Qualys (Web App Scanner)

title

<WAS_SCAN_REPORT><GLOSSARY><QID_LIST><QID><TITLE>

severity

<WAS_SCAN_REPORT><GLOSSARY><QID_LIST><QID><SEVERITY>

We are passed a number, which gets evaluated as following: "0": "Informational", "1": "Informational", "2": "Low", "3": "Medium", "4": "High", "5": "Critical",

references

Any data surrounded by <![CDATA[some stuff]]> tag is removed before storing the data.

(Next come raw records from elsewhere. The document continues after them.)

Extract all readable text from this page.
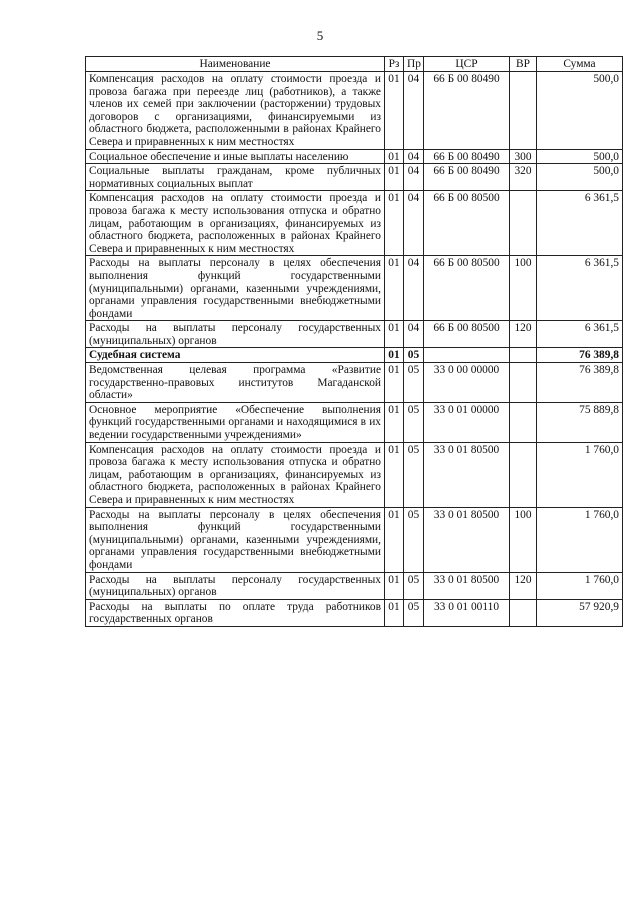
5
Наименование	Рз	Пр	ЦСР	ВР	Сумма
Компенсация расходов на оплату стоимости проезда и провоза багажа при переезде лиц (работников), а также членов их семей при заключении (расторжении) трудовых договоров с организациями, финансируемыми из областного бюджета, расположенными в районах Крайнего Севера и приравненных к ним местностях	01	04	66 Б 00 80490		500,0
Социальное обеспечение и иные выплаты населению	01	04	66 Б 00 80490	300	500,0
Социальные выплаты гражданам, кроме публичных нормативных социальных выплат	01	04	66 Б 00 80490	320	500,0
Компенсация расходов на оплату стоимости проезда и провоза багажа к месту использования отпуска и обратно лицам, работающим в организациях, финансируемых из областного бюджета, расположенных в районах Крайнего Севера и приравненных к ним местностях	01	04	66 Б 00 80500		6 361,5
Расходы на выплаты персоналу в целях обеспечения выполнения функций государственными (муниципальными) органами, казенными учреждениями, органами управления государственными внебюджетными фондами	01	04	66 Б 00 80500	100	6 361,5
Расходы на выплаты персоналу государственных (муниципальных) органов	01	04	66 Б 00 80500	120	6 361,5
Судебная система	01	05			76 389,8
Ведомственная целевая программа «Развитие государственно-правовых институтов Магаданской области»	01	05	33 0 00 00000		76 389,8
Основное мероприятие «Обеспечение выполнения функций государственными органами и находящимися в их ведении государственными учреждениями»	01	05	33 0 01 00000		75 889,8
Компенсация расходов на оплату стоимости проезда и провоза багажа к месту использования отпуска и обратно лицам, работающим в организациях, финансируемых из областного бюджета, расположенных в районах Крайнего Севера и приравненных к ним местностях	01	05	33 0 01 80500		1 760,0
Расходы на выплаты персоналу в целях обеспечения выполнения функций государственными (муниципальными) органами, казенными учреждениями, органами управления государственными внебюджетными фондами	01	05	33 0 01 80500	100	1 760,0
Расходы на выплаты персоналу государственных (муниципальных) органов	01	05	33 0 01 80500	120	1 760,0
Расходы на выплаты по оплате труда работников государственных органов	01	05	33 0 01 00110		57 920,9
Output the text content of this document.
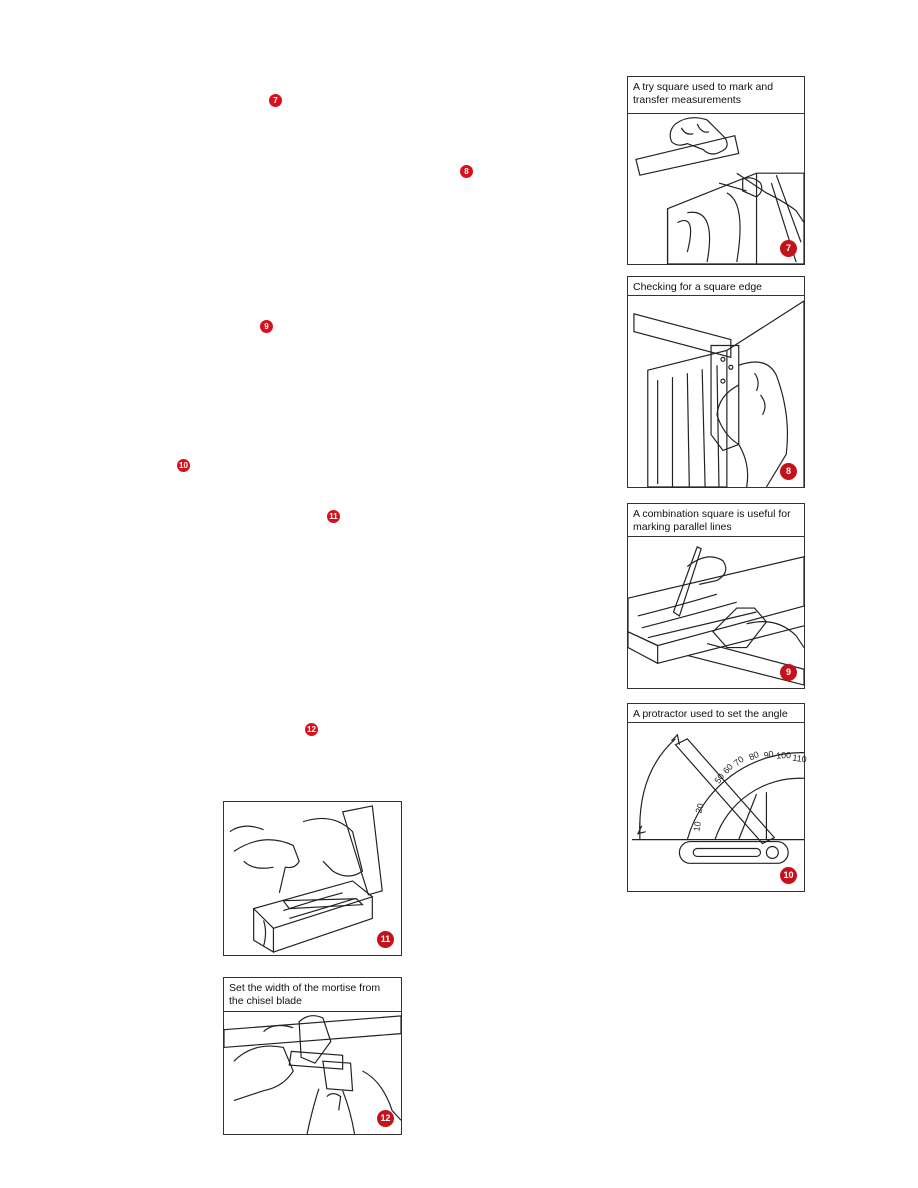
7
8
9
10
11
12
A try square used to mark and transfer measurements
7
Checking for a square edge
8
A combination square is useful for marking parallel lines
9
A protractor used to set the angle
10
20
50
60
70 80 90 100 110
10
11
Set the width of the mortise from the chisel blade
12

All the data from the tags are stored into a list that is saved as reference links.

recommendations

<WAS_SCAN_REPORT><GLOSSARY><QID_LIST><QID><SOLUTION>

description

Any data surrounded by <![CDATA[some stuff]]> tag is removed before storing the data. Data is combined.

evidence

risk_score

tags

<WAS_SCAN_REPORT><GLOSSARY><QID_LIST><QID><SEVERITY>

If severity is 1, then we give it a tag of "minimal".

common_identifiers

field: ["scores"]["cvss"]

label

Hardcoded "CVSS Base Score"

value

<WAS_SCAN_REPORT><GLOSSARY><QID_LIST><QID><CVSS_SCORE><CVSS_BASE>

field: ["cvss_temporal"]

label

Hardcoded "CVSS Temporal Score"

value

<WAS_SCAN_REPORT><GLOSSARY><QID_LIST><QID><CVSS_SCORE><CVSS_TEMPORAL>

field: ["scores"]["cvss3"]

label

Hardcoded "CVSSv3 Base Score"

value

<WAS_SCAN_REPORT><GLOSSARY><QID_LIST><QID><CVSS3_SCORE><CVSS3_BASE>

field: ["cvss3_temporal"]

label

Hardcoded "CVSSv3 Temporal Score"

value

<WAS_SCAN_REPORT><GLOSSARY><QID_LIST><QID><CVSS3_SCORE><CVSS3_TEMPORAL>

field: ["scores"]["pci_flag"]

label

Hardcoded "PCI_FLAG"

value

<WAS_SCAN_REPORT><GLOSSARY><QID_LIST><QID><PCI_FLAG>

field: ["cwe"]

label

Hardcoded "CWE"

value

<GLOSSARY><QID_LIST><QID><CWE>

field: ["wasc"]

label

Hardcoded "WASC"

value

<GLOSSARY><QID_LIST><QID><WASC>

field: ["category"]

label

Hardcoded "Category"

value

<GLOSSARY><QID_LIST><QID><CATEGORY>

field: ["owasp"]

label

Hardcoded "OWASP"

value

<GLOSSARY><QID_LIST><QID><OWASP>

asset

<WAS_SCAN_REPORT><RESULTS><VULNERABILITY_LIST><VULNERABILITY><URL>

There is some logic here for parent/child relationship.